Solve the problem that TensorFlow cannot find the GPU in HPCC Systems
According to the configuration instructions provided by TensorFlow and CUDA, I installed and configured the environment, but HPCC Systems couldn't detect the GPU. This blog post documents the process of how I resolved this issue.
I run the test code:
1 | IMPORT PYTHON3 AS PYTHON; |
Reason : In my previous environment setup, I installed TensorFlow and
CUDA in root mode, but I only configured the environment information in
the .bashrc
file of the current user.
However, HPCC Systems creates a new user named "hpcc" and uses the
environment variables from that user. As a result, in the "hpcc" user,
the LD_LIBRARY_PATH
and other environment variables were
not present, causing CUDA and GPU recognition to fail.
I first modify the password of hpcc:
1 | sudo passwd hpcc |
In Ubuntu, there are two methods to switch to another user:
- su user: The su command requires you to enter the password of the target user. You must know the password of the target user and have root user privileges. When switching to the target user using the su command, the target user's complete environment variables are not loaded. It only switches to the target user's identity and inherits the current user's environment variables.
- sudo -i -u user: When using the sudo -i -u user command to switch to the target user, the target user's complete environment variables are loaded. It switches you to the target user's identity and loads the target user's environment settings.

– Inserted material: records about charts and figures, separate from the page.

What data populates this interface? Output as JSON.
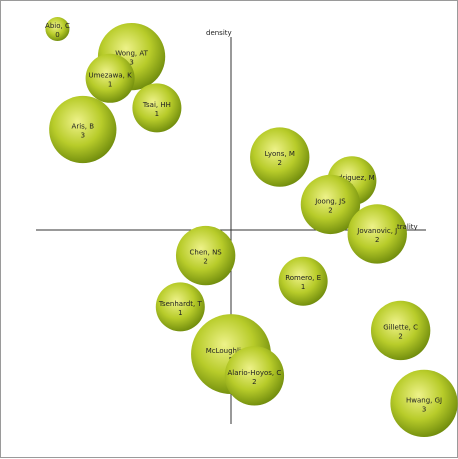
{
  "chart_data": {
    "type": "scatter",
    "title": "",
    "xlabel": "centrality",
    "ylabel": "density",
    "axis_label_text": {
      "x": "trality",
      "y": "density"
    },
    "xlim": [
      -1,
      1
    ],
    "ylim": [
      -1,
      1
    ],
    "grid": false,
    "legend": "none",
    "colors": {
      "bubble_light": "#eef28a",
      "bubble_mid": "#b8cc2a",
      "bubble_dark": "#6e8a0c",
      "axis": "#333333",
      "text": "#222222"
    },
    "points": [
      {
        "name": "Abio, C",
        "value": 0,
        "x": -0.89,
        "y": 1.02
      },
      {
        "name": "Wong, AT",
        "value": 3,
        "x": -0.51,
        "y": 0.88
      },
      {
        "name": "Umezawa, K",
        "value": 1,
        "x": -0.62,
        "y": 0.77
      },
      {
        "name": "Tsai, HH",
        "value": 1,
        "x": -0.38,
        "y": 0.62
      },
      {
        "name": "Aris, B",
        "value": 3,
        "x": -0.76,
        "y": 0.51
      },
      {
        "name": "Lyons, M",
        "value": 2,
        "x": 0.25,
        "y": 0.37
      },
      {
        "name": "Rodriguez, M",
        "value": 1,
        "x": 0.62,
        "y": 0.25
      },
      {
        "name": "Joong, JS",
        "value": 2,
        "x": 0.51,
        "y": 0.13
      },
      {
        "name": "Jovanovic, J",
        "value": 2,
        "x": 0.75,
        "y": -0.02
      },
      {
        "name": "Chen, NS",
        "value": 2,
        "x": -0.13,
        "y": -0.13
      },
      {
        "name": "Romero, E",
        "value": 1,
        "x": 0.37,
        "y": -0.26
      },
      {
        "name": "Tsenhardt, T",
        "value": 1,
        "x": -0.26,
        "y": -0.39
      },
      {
        "name": "Gillette, C",
        "value": 2,
        "x": 0.87,
        "y": -0.51
      },
      {
        "name": "McLoughlin, JE",
        "value": 5,
        "x": 0.0,
        "y": -0.63
      },
      {
        "name": "Alario-Hoyos, C",
        "value": 2,
        "x": 0.12,
        "y": -0.74
      },
      {
        "name": "Hwang, GJ",
        "value": 3,
        "x": 0.99,
        "y": -0.88
      }
    ]
  }
}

According to the environment variable setting rules in Linux, I have
added the previously set environment variables into
/etc/profile
:
1 | alias python='python3' |
Using sudo -i -u hpcc
to enter the hpcc user and typing
env
, I found that the previous settings have taken effect.
Please note that at this point, you should not use su hpcc
to enter the user, as it would load incorrect environment variables.

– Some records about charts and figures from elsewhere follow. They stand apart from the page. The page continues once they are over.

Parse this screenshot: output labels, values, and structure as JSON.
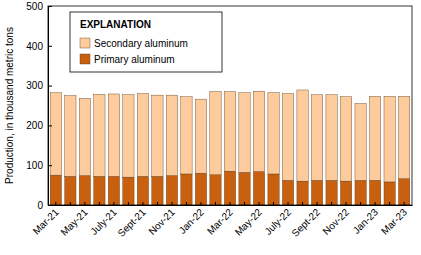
{
  "chart_data": {
    "type": "bar",
    "stacked": true,
    "y_label": "Production, in thousand metric tons",
    "legend_title": "EXPLANATION",
    "legend": "upper left",
    "categories": [
      "Mar-21",
      null,
      "May-21",
      null,
      "July-21",
      null,
      "Sept-21",
      null,
      "Nov-21",
      null,
      "Jan-22",
      null,
      "Mar-22",
      null,
      "May-22",
      null,
      "July-22",
      null,
      "Sept-22",
      null,
      "Nov-22",
      null,
      "Jan-23",
      null,
      "Mar-23"
    ],
    "series": [
      {
        "name": "Secondary aluminum",
        "color": "#fdcb9c",
        "values": [
          207,
          203,
          194,
          206,
          207,
          207,
          208,
          204,
          202,
          194,
          186,
          209,
          200,
          200,
          202,
          204,
          218,
          229,
          215,
          215,
          212,
          193,
          211,
          215,
          207
        ]
      },
      {
        "name": "Primary aluminum",
        "color": "#c8600f",
        "values": [
          75,
          72,
          74,
          72,
          72,
          70,
          72,
          72,
          74,
          78,
          80,
          76,
          85,
          82,
          84,
          78,
          62,
          60,
          62,
          62,
          60,
          62,
          62,
          58,
          66
        ]
      }
    ],
    "ylim": [
      0,
      500
    ],
    "yticks": [
      0,
      100,
      200,
      300,
      400,
      500
    ]
  }
}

However, even after making these settings, it appears that HPCC still cannot properly recognize the GPU.
So I tried running the code in HPCC, retrieving the environment variables, and restarting HPCC Systems. After that, I ran:
1 | IMPORT PYTHON3 AS PYTHON; |
I found that the environment variable LD_LIBRARY_PATH
was not loaded correctly. Could it be because the
CUDNN_PATH
is using a Python statement that was not
executed correctly? To test this, I changed CUDNN_PATH
to
1
/usr/local/lib/python3.10/dist-packages/nvidia/cudnn/lib
which is the value obtained from the terminal, and after testing, I found that the GPU could be recognized correctly.
Additionally, I later stumbled upon an error:
1 | /etc/profile: line 33: python: command not found |
It turned out that the python
command was not recognized
correctly. I resolved this issue by changing python
to
python3
in the following setting:
1 | CUDNN_PATH=$(dirname $(python3 -c "import nvidia.cudnn;print(nvidia.cudnn.__file__)")) |
After making this change, the code ran successfully without any issues.